Apache Ignite provides seamless integrations with Hadoop and Spark. While the Ignite-Hadoop integration allows you to use Ignite File System as a primary caching layer to store HDFS data, Ignite-Spark integration allows you to share state in-memory across multiple spark jobs using an implementation of Spark RDD and DataFrames.
Apache Ignite is a distributed memory-centric database and caching platform that is used by Apache Spark users to:
- Achieve true in-memory performance at scale and avoid data movement from a data source to Spark workers and applications.
- Boost DataFrame and SQL performance.
- More easily share state and data among Spark jobs.

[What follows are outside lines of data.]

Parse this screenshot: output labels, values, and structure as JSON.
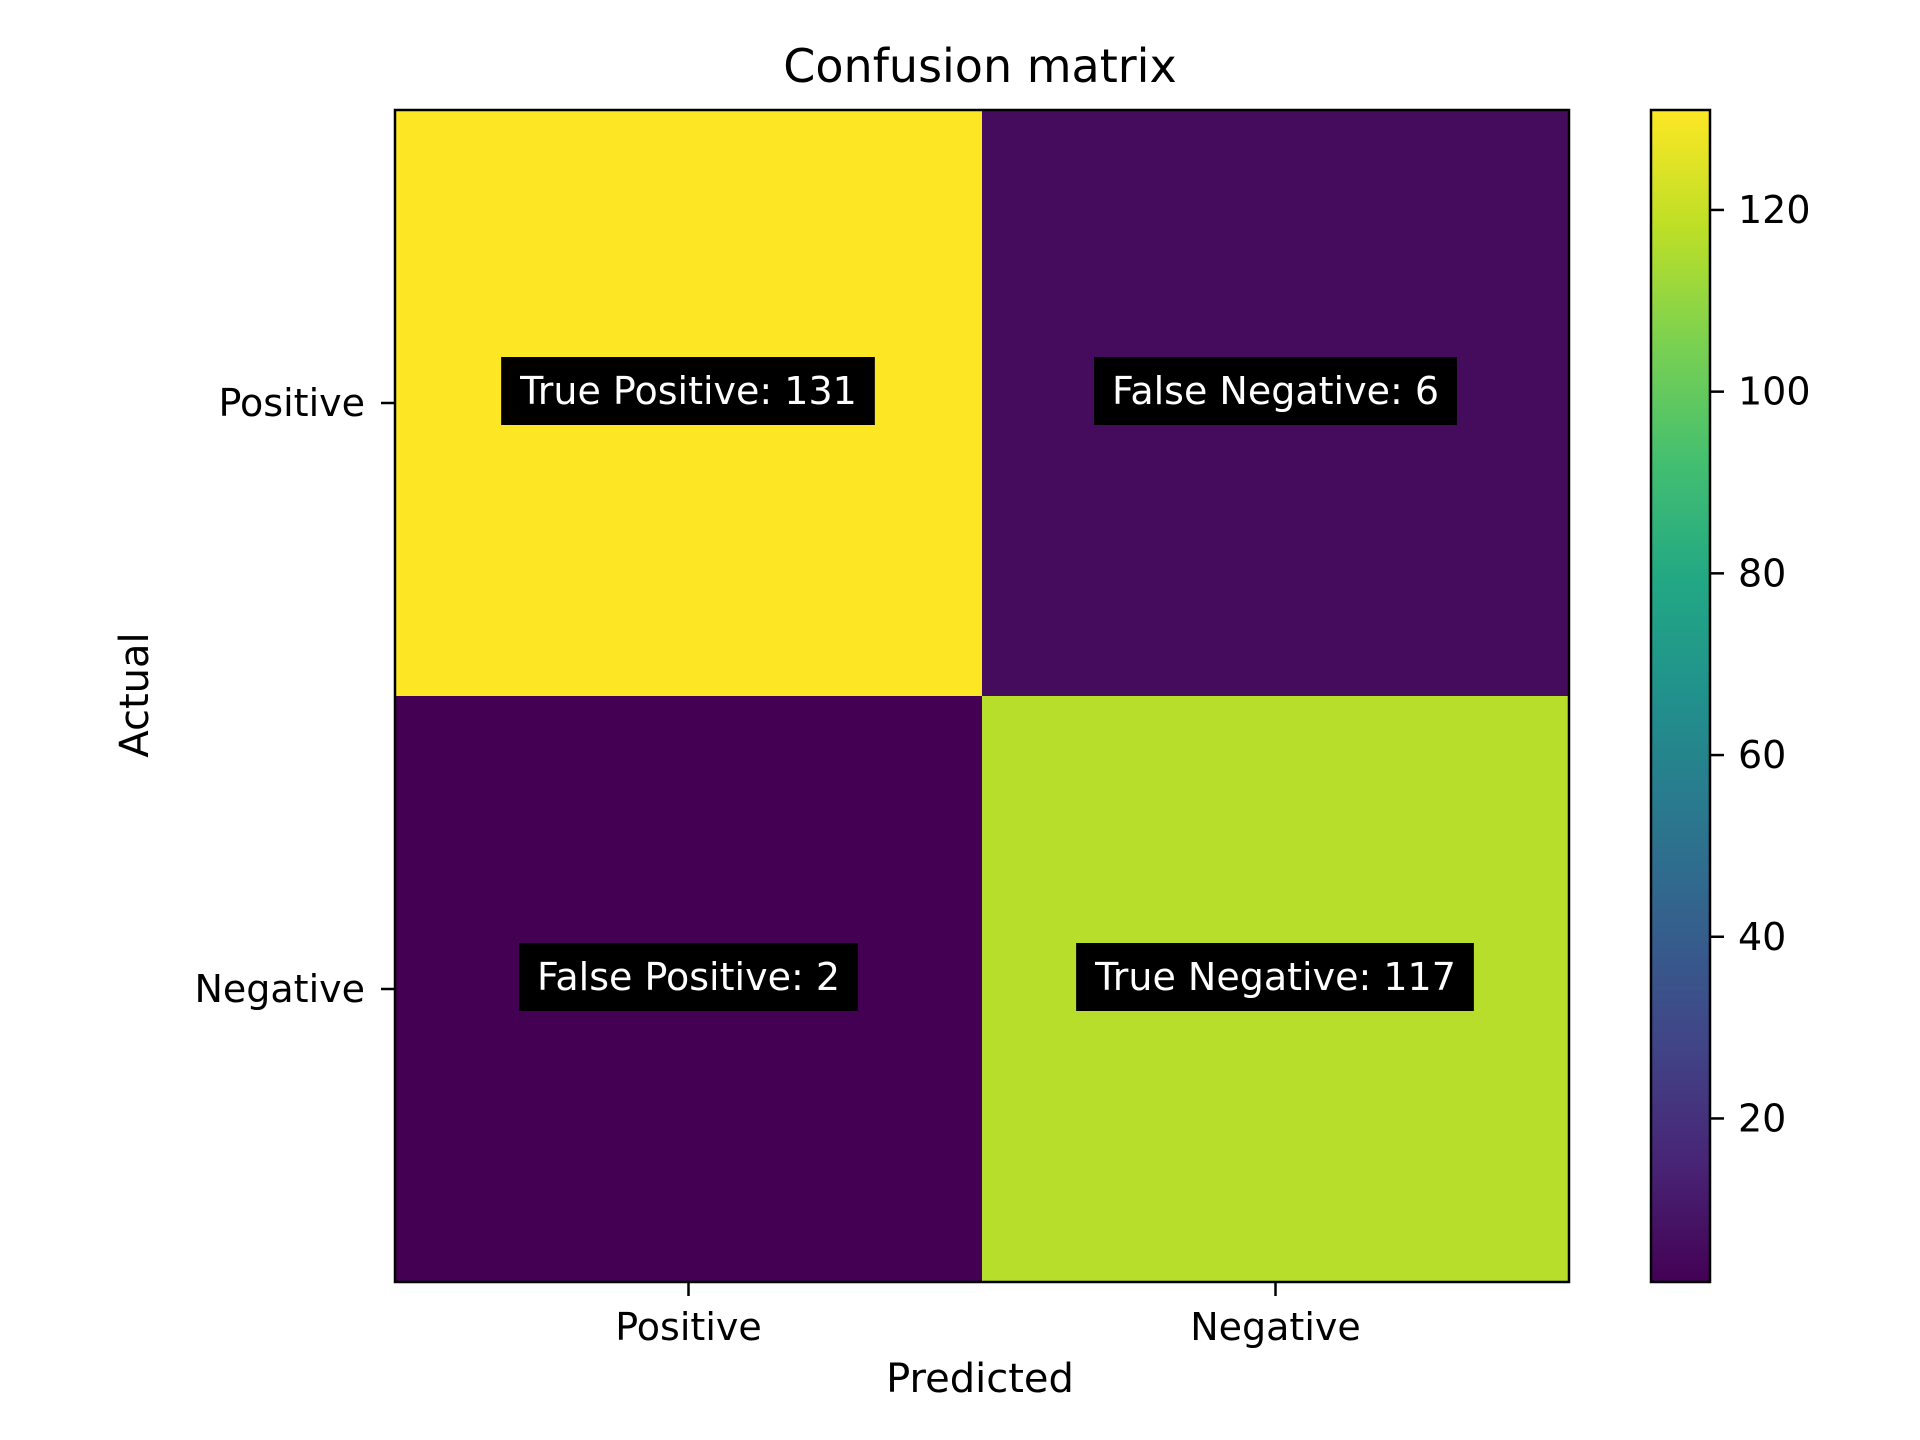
{
  "chart_data": {
    "type": "heatmap",
    "title": "Confusion matrix",
    "xlabel": "Predicted",
    "ylabel": "Actual",
    "x_categories": [
      "Positive",
      "Negative"
    ],
    "y_categories": [
      "Positive",
      "Negative"
    ],
    "values": [
      [
        131,
        6
      ],
      [
        2,
        117
      ]
    ],
    "cell_labels": [
      [
        "True Positive: 131",
        "False Negative: 6"
      ],
      [
        "False Positive: 2",
        "True Negative: 117"
      ]
    ],
    "colormap": "viridis",
    "colorbar": {
      "min": 2,
      "max": 131,
      "ticks": [
        20,
        40,
        60,
        80,
        100,
        120
      ]
    },
    "label_box_color": "#000000",
    "label_text_color": "#ffffff"
  }
}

One of unique capabilities of Ignite is a distributed in-memory file system called Ignite File System (IGFS). IGFS delivers similar functionality to Hadoop HDFS, but only in memory. In fact, in addition to its own APIs, IGFS implements Hadoop FileSystem API and can be transparently plugged into Hadoop or Spark deployments.
Ignite In-Memory MapReduce allows to effectively parallelize the processing data stored in any Hadoop file system. It eliminates the overhead associated with job tracker and task trackers in a standard Hadoop architecture while providing low-latency, HPC-style distributed processing.
Apache Ignite Hadoop Accelerator provides a set of components allowing for in-memory Hadoop job execution and file system operations. It can be used in combination with Ignite File System and In-Memory MapReduce, and can be easily plugged in to any Hadoop distribution.